Take action. Once you’ve gotten past the shock of the situation, think about what you can do to make a positive contribution, regardless of how big or how small. Sometimes, a public tragedy strikes us so close to home or affects us so deeply without explanation that we are forever changed and feel compelled to be part of a greater movement and solution. Other times, we feel called to help in less-involved ways, or maybe we just don’t have the time to dedicate to a large movement. Either way, the question usually arises naturally in our minds. We ask, “How can I help? What can I do to help with this horrible thing that has happened?”
Whatever you feel called to do, regardless of how big or how small, do it. Even if it’s a random act of kindness you do for a stranger who has nothing to do with the tragedy, it counts. Your energetic contribution to this planet counts. Your kindness on this planet counts. You never know how far-reaching your one small act of kindness can ripple outwards. You have no idea how many other people it can positively impact. Your act of kindness means less violence in the world, not only for you, but for the person you help and maybe every person they come across that day. You have no way of knowing, but your one small act of kindness could prevent someone else from doing something harmful – to themselves or others.
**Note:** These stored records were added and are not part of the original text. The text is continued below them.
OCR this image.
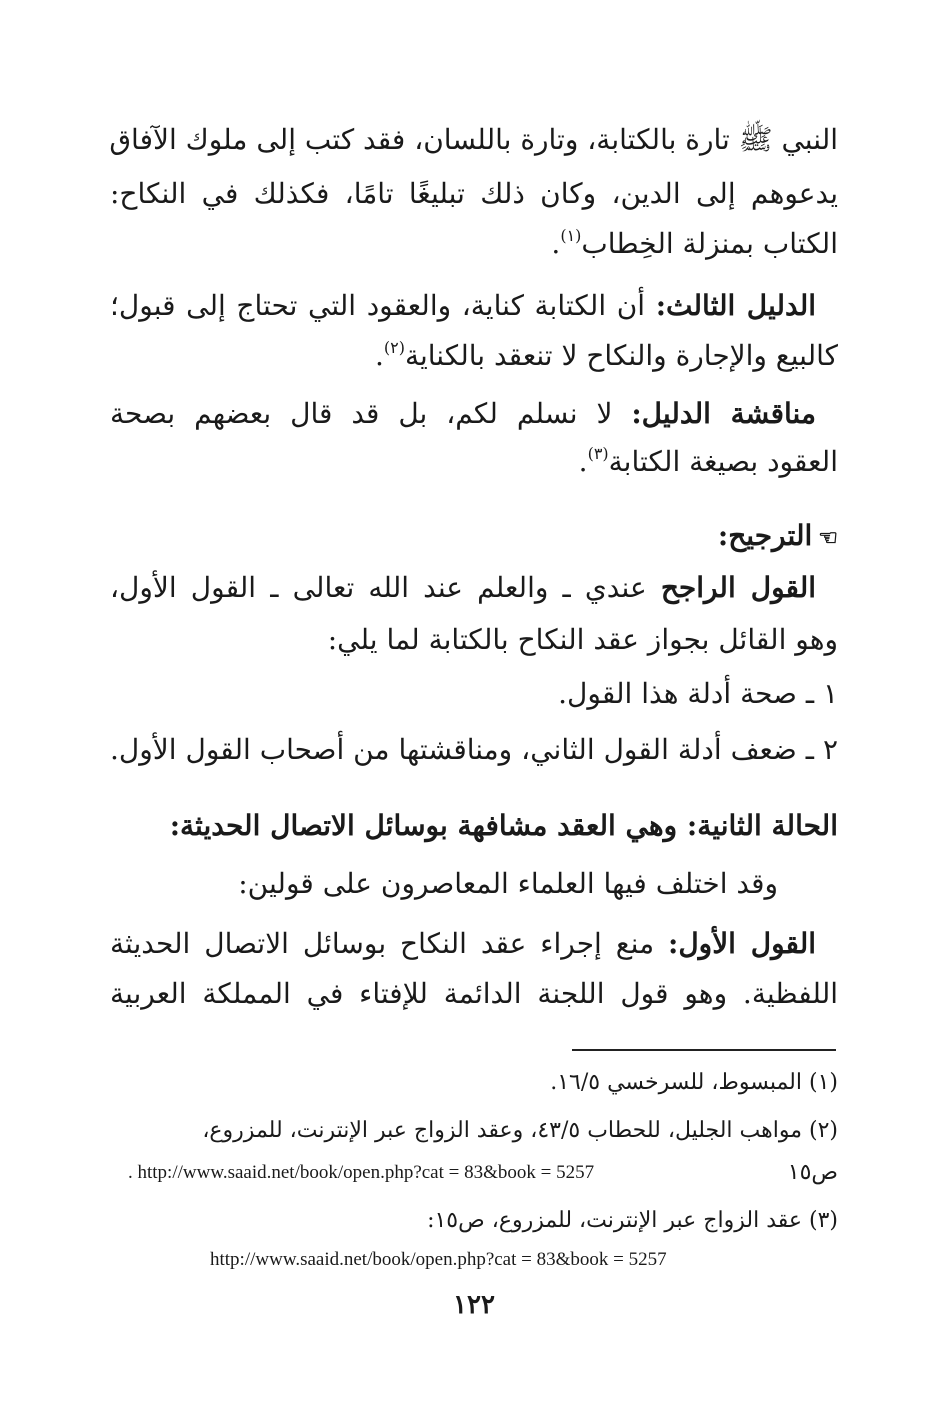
النبي ﷺ تارة بالكتابة، وتارة باللسان، فقد كتب إلى ملوك الآفاق
يدعوهم إلى الدين، وكان ذلك تبليغًا تامًا، فكذلك في النكاح:
الكتاب بمنزلة الخِطاب$^{(١)}$.
الدليل الثالث: أن الكتابة كناية، والعقود التي تحتاج إلى قبول؛
كالبيع والإجارة والنكاح لا تنعقد بالكناية$^{(٢)}$.
مناقشة الدليل: لا نسلم لكم، بل قد قال بعضهم بصحة
العقود بصيغة الكتابة$^{(٣)}$.
☜الترجيح:
القول الراجح عندي ـ والعلم عند الله تعالى ـ القول الأول،
وهو القائل بجواز عقد النكاح بالكتابة لما يلي:
١ ـ صحة أدلة هذا القول.
٢ ـ ضعف أدلة القول الثاني، ومناقشتها من أصحاب القول الأول.
الحالة الثانية: وهي العقد مشافهة بوسائل الاتصال الحديثة:
وقد اختلف فيها العلماء المعاصرون على قولين:
القول الأول: منع إجراء عقد النكاح بوسائل الاتصال الحديثة
اللفظية. وهو قول اللجنة الدائمة للإفتاء في المملكة العربية
(١) المبسوط، للسرخسي ١٦/٥.
(٢) مواهب الجليل، للحطاب ٤٣/٥، وعقد الزواج عبر الإنترنت، للمزروع،
ص١٥
. http://www.saaid.net/book/open.php?cat = 83&book = 5257
(٣) عقد الزواج عبر الإنترنت، للمزروع، ص١٥:
http://www.saaid.net/book/open.php?cat = 83&book = 5257
١٢٢
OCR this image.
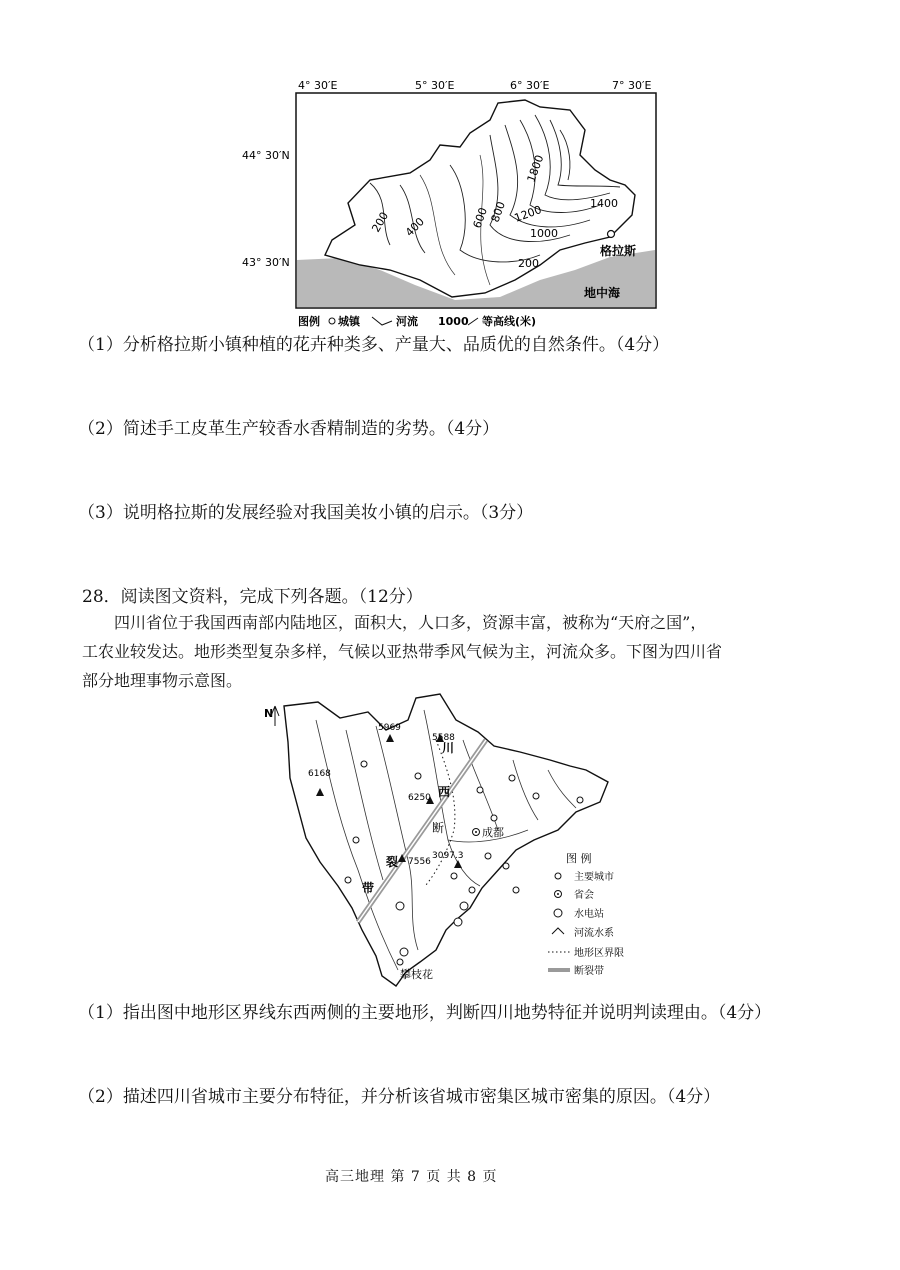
4° 30′E	5° 30′E	6° 30′E	7° 30′E
44° 30′N
43° 30′N
200 400	600
800
1000
1200	1400
1800
200
格拉斯
地中海
图例 城镇	河流 1000 等高线(米)
（1）分析格拉斯小镇种植的花卉种类多、产量大、品质优的自然条件。（4分）
（2）简述手工皮革生产较香水香精制造的劣势。（4分）
（3）说明格拉斯的发展经验对我国美妆小镇的启示。（3分）
28．阅读图文资料，完成下列各题。（12分）
四川省位于我国西南部内陆地区，面积大，人口多，资源丰富，被称为“天府之国”，
工农业较发达。地形类型复杂多样，气候以亚热带季风气候为主，河流众多。下图为四川省
部分地理事物示意图。
N
5969
5588
6168
6250
7556
3097.3
川
西
断
裂
带
成都
攀枝花
图 例
主要城市
省会
水电站
河流水系
地形区界限
断裂带
（1）指出图中地形区界线东西两侧的主要地形，判断四川地势特征并说明判读理由。（4分）
（2）描述四川省城市主要分布特征，并分析该省城市密集区城市密集的原因。（4分）
高三地理 第 7 页 共 8 页
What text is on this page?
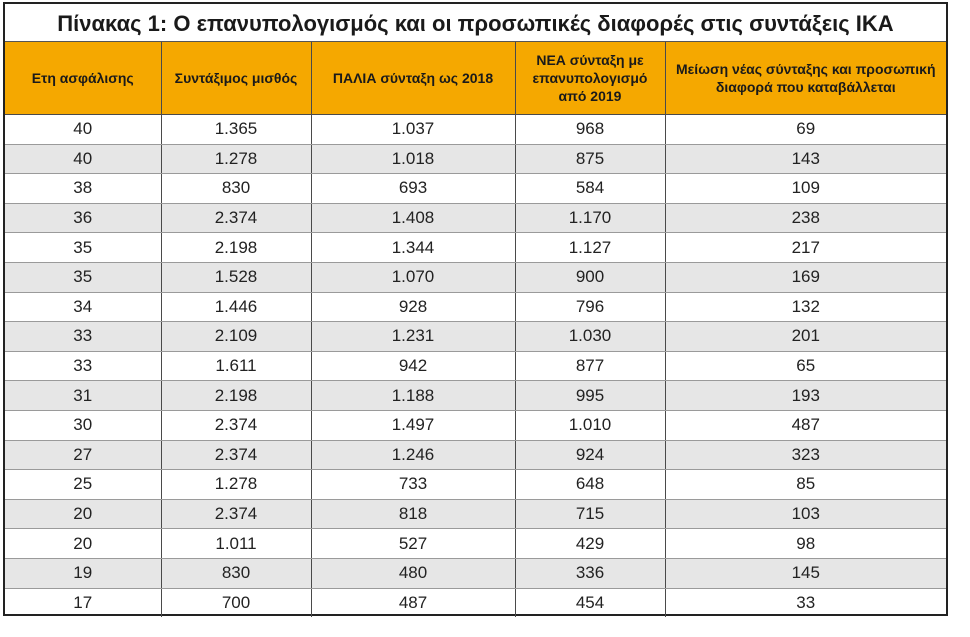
Πίνακας 1: Ο επανυπολογισμός και οι προσωπικές διαφορές στις συντάξεις ΙΚΑ
Ετη ασφάλισης	Συντάξιμος μισθός	ΠΑΛΙΑ σύνταξη ως 2018	ΝΕΑ σύνταξη με επανυπολογισμό από 2019	Μείωση νέας σύνταξης και προσωπική διαφορά που καταβάλλεται
40	1.365	1.037	968	69
40	1.278	1.018	875	143
38	830	693	584	109
36	2.374	1.408	1.170	238
35	2.198	1.344	1.127	217
35	1.528	1.070	900	169
34	1.446	928	796	132
33	2.109	1.231	1.030	201
33	1.611	942	877	65
31	2.198	1.188	995	193
30	2.374	1.497	1.010	487
27	2.374	1.246	924	323
25	1.278	733	648	85
20	2.374	818	715	103
20	1.011	527	429	98
19	830	480	336	145
17	700	487	454	33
I hope the steps I have shared above have helped you. They can’t erase what happened or make everything better overnight. But if you put them into practice, you may be able to process these kind of events a little better, and even make the world a better place.
Some final words…
This latest shooting at Marjory Stoneman Douglas High School has stoked the flames of a strong intention I’ve had to be part of the solution – not just the solution to the recent trend of mass shootings in the U.S., and specifically Florida, but violence in general, on a global scale.
I truly believe that most of the violence plaguing our planet today would dissolve and disappear entirely if human beings knew how to process their emotions, deal with traumatic events, and had higher levels of empathy. Unfortunately, at least in the United States, we are not teaching our children the skills they need to be emotionally and socially intelligent. Our primary focus is on developing their intellectual intelligence, and the ramifications of that severely lacking initiative have been showing up in horrific ways for years, including these mass shootings.
But enough is enough. It’s time for that to change. It’s time to slow down, zoom out, and look at what we’re doing – to look at what’s happening as a result of us offering our children a fraction of the education that is needed in order to be a healthy adult. It’s time for progress. It’s time to see our children as complete human beings and educate them as complete human beings, empowering them with knowledge and skills that will help them win their own inner conflicts, and prevent them from becoming adults who commit violent, external conflicts.